Certainly, none of the insect life of the stream moved in the unnatural manner narrated above -- and this fact contributed to the decline of the traditional wet fly. The rise of "imitation" and "Scientific" angling in the 1930's brought with it an abhorrence of any approach that wasn't clearly representing an insect in one of its life stages, preferably the dun or spinner. By the late 1940's, phrases such as "I take my flies and my Martinis dry" gave some indication that the fishing of wet flies was considered passe, if not just one short step removed from poaching.
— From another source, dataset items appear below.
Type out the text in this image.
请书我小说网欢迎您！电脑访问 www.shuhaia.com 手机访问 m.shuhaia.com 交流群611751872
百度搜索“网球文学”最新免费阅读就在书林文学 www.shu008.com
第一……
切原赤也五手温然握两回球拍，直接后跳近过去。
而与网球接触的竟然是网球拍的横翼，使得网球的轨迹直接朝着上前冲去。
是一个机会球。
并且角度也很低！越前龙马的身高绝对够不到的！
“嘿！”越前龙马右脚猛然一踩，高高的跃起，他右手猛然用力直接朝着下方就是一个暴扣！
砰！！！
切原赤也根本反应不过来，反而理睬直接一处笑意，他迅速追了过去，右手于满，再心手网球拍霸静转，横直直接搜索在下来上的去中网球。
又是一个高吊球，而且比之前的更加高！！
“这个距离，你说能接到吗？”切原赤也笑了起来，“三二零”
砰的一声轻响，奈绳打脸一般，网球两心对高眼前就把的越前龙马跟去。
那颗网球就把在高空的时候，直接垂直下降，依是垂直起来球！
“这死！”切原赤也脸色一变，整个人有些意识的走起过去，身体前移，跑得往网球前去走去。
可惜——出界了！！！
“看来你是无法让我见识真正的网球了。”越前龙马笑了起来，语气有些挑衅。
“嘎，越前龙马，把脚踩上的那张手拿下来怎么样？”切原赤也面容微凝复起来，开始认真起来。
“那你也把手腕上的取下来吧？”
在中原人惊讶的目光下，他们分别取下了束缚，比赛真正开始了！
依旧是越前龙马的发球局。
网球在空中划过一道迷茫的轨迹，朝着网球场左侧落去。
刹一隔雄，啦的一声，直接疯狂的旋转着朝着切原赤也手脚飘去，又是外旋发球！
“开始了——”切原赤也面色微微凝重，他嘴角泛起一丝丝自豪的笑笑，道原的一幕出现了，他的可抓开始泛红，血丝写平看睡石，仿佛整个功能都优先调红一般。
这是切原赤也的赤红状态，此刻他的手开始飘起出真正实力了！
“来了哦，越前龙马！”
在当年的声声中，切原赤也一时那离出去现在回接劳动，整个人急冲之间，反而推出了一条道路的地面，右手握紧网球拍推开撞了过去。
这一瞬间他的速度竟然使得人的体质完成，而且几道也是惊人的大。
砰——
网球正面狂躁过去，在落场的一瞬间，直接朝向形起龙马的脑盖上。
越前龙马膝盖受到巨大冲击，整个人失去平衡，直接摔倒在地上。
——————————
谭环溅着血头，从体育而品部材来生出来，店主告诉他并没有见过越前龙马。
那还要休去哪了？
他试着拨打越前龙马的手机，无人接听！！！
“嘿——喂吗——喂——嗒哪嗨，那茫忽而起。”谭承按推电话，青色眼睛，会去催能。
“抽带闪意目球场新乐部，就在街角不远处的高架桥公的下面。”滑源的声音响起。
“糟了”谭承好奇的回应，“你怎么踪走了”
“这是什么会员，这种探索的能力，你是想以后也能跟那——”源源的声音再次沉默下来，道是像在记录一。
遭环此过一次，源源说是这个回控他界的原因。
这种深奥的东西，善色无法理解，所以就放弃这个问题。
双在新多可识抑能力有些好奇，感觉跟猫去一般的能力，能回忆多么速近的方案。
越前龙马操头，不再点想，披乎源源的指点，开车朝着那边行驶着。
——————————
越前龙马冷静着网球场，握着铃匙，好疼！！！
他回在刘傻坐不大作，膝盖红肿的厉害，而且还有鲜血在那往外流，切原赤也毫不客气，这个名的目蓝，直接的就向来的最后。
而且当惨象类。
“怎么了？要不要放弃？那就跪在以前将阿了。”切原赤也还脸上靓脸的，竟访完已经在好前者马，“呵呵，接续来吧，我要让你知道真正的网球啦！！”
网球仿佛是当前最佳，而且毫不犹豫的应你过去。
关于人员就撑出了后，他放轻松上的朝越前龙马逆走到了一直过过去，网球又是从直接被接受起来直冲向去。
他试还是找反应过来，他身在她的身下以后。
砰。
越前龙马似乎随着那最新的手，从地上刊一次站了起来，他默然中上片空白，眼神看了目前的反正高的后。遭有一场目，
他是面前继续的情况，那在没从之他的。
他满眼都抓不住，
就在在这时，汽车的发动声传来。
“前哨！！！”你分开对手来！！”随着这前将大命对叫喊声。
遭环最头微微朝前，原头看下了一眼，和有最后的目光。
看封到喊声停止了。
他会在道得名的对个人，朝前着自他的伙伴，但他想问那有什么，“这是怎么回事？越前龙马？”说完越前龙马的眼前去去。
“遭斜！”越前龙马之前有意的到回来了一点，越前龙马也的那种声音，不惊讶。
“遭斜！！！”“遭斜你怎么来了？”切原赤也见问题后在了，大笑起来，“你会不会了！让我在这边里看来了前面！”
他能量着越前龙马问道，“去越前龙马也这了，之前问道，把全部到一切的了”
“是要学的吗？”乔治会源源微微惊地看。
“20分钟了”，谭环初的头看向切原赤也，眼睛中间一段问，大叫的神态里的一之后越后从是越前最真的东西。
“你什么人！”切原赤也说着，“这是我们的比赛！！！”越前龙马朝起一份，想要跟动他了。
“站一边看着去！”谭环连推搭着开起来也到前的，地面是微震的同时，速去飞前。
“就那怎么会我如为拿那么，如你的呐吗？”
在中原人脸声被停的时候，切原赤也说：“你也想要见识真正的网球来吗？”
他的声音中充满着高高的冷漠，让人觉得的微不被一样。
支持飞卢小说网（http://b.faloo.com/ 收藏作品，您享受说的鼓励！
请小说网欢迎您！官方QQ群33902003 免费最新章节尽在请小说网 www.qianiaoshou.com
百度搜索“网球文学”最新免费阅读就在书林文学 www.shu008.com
The traditional wet flies, especially in a two or three fly cast, did not approximate any stage of an insect's life cycle. That leads us to ask this question: "What do the trout think of this?. Are trout today too sophisticated to be taken in by the colorful creations of yesteryear?" Well, absent proof that memory of fly types is transmitted through genetics, it seems safe for us to conclude that, if trout -- Brook, Rainbow, and Brown -- could be caught readily on our very American wet flies in 1920, they can be caught with the same ease, on the same flies, today. Experience has taught me the truth of this, a delightful experience of trout charging a worked fly in fast water, an experience I hope all fly fishermen will enjoy.